La veille, la Corée du Nord avait affirmé n'être plus liée par l'armistice qui a mis fin à la guerre de Corée (1950-1953) et menacé Séoul d'une attaque militaire.

"Le commandement des forces conjointes américano-sud-coréennes a relevé les dispositifs d'alerte d'un cran jusqu'au niveau deux", a annoncé jeudi le ministère sud-coréen de la Défense.

"La surveillance au dessus de la Corée du Nord va être renforcée et davantage d'avions et de personnels mobilisés", a précisé le porte-parole du ministère, Won Tae-Jae.

Mercredi les Etats-Unis avaient déclaré par la voix de leur secrétaire d'Etat Hillary Clinton qu'ils honoreraient leur engagement à défendre la Corée du Sud, où ils maintiennent une force de 28.500 hommes.

C'est la quatrième fois depuis 1982, la dernière remontant à 2006 pour le premier essai nucléaire nord-coréen, que les dispositifs d'alerte sont élevés au niveau deux.

Après son essai nucléaire de lundi, condamné par le Conseil de sécurité de l'ONU, la Corée du Nord a encore haussé le ton mercredi en menaçant directement le Sud.

Pyongyang a ainsi réagi à la décision de Séoul de se joindre à l'Initiative de sécurité contre la Prolifération (PSI), lancée par les Etats-Unis en 2003, qui prévoit notamment des manoeuvres militaires et autorise l'arraisonnement en haute mer de navires suspectés de transporter du matériel nucléaire et autres armes de destruction massive.

Le régime communiste avait considéré que cette décision équivalait à "une déclaration de guerre".

"Tout acte hostile, notamment le fait de stopper ou de perquisitionner nos navires (...) donnera lieu à une réponse militaire forte et immédiate", a prévenu Pyongyang.

Les derniers incidents sérieux, des affrontements navals, entre le Nord et du Sud remontent à juin 2002.

"Nous allons maintenir une solide position défensive pour prévenir les provocations militaires du Nord", a ajouté M. Won.

En l'absence d'un traité de paix, les deux Corées sont toujours officiellement en état de guerre. Si Pyongyang ne s'estime plus lié par l'armistice de 1953, "la péninsule coréenne va revenir à un état de guerre", a prévenu le Nord. C'est la 5e fois en 15 ans que Pyongyang menace de ne pas respecter l'armistice, selon la Maison Blanche.

Le Conseil de sécurité de l'ONU prépare une résolution devant comporter de nouvelles sanctions contre Pyongyang.

Selon un diplomate occidental, les pays clés du Conseil de sécurité sont d'accord pour renforcer les sanctions contre Pyongyang. Après consultation des capitales, les quinze membres du Conseil pourraient se réunir pour examiner le texte en début de semaine prochaine, a-t-il ajouté mercredi.

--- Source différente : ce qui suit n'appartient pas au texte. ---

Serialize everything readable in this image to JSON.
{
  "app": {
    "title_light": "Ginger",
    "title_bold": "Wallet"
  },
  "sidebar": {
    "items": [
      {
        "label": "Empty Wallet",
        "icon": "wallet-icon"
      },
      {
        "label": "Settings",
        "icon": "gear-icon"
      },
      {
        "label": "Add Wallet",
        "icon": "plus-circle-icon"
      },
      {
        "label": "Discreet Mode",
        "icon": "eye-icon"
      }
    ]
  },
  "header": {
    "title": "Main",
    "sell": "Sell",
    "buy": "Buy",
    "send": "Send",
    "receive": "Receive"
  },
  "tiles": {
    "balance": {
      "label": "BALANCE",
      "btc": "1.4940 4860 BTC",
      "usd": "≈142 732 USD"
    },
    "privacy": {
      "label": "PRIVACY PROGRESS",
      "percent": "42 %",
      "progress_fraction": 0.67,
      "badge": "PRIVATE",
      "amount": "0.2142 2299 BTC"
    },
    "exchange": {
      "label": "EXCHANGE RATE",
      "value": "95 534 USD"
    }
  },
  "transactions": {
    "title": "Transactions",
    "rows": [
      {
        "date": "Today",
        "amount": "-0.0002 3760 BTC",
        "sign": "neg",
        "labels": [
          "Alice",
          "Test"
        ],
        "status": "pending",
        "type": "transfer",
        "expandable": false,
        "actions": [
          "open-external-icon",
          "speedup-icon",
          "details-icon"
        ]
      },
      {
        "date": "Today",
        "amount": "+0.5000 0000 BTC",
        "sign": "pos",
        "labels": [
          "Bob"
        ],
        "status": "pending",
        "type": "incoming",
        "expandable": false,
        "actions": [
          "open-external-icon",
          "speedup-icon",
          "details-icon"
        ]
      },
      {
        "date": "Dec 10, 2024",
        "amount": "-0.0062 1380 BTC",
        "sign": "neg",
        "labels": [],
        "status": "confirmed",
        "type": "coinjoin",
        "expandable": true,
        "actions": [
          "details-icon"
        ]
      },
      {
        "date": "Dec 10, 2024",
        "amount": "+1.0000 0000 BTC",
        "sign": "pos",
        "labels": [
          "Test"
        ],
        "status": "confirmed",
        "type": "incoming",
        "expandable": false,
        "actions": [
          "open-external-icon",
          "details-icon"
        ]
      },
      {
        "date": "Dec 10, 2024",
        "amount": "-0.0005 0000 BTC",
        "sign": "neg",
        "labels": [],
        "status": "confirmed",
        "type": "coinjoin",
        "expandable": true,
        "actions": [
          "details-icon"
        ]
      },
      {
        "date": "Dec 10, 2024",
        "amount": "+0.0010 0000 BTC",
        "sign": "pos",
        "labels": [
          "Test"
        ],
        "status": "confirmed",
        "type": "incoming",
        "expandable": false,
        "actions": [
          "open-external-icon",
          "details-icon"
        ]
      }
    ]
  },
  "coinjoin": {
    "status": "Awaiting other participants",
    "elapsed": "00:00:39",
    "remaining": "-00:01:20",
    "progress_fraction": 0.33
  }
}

Le Premier ministre japonais Taro Aso a jugé "important que de nouvelles sanctions soient inclues dans la résolution" tandis que la Russie a déclaré qu'elle s'associerait à une "résolution ferme", tout en appelant à une reprise des négociations avec Pyongyang.

Le secrétaire américain à la Défense, Robert Gates, doit assister vendredi et samedi à Singapour à une conférence régionale annuelle sur la sécurité, qui promet d'être consacrée à la Corée du Nord.

Près de six ans de laborieuses discussions à six (deux Corées, Chine, Etats-Unis, Russie, Japon) n'ont pas permis de convaincre Pyongyang de renoncer au nucléaire. Les discussions sont interrompues depuis que le Nord s'en est retiré pour protester contre sa condamnation à l'ONU après un tir de fusée balistique le 5 avril.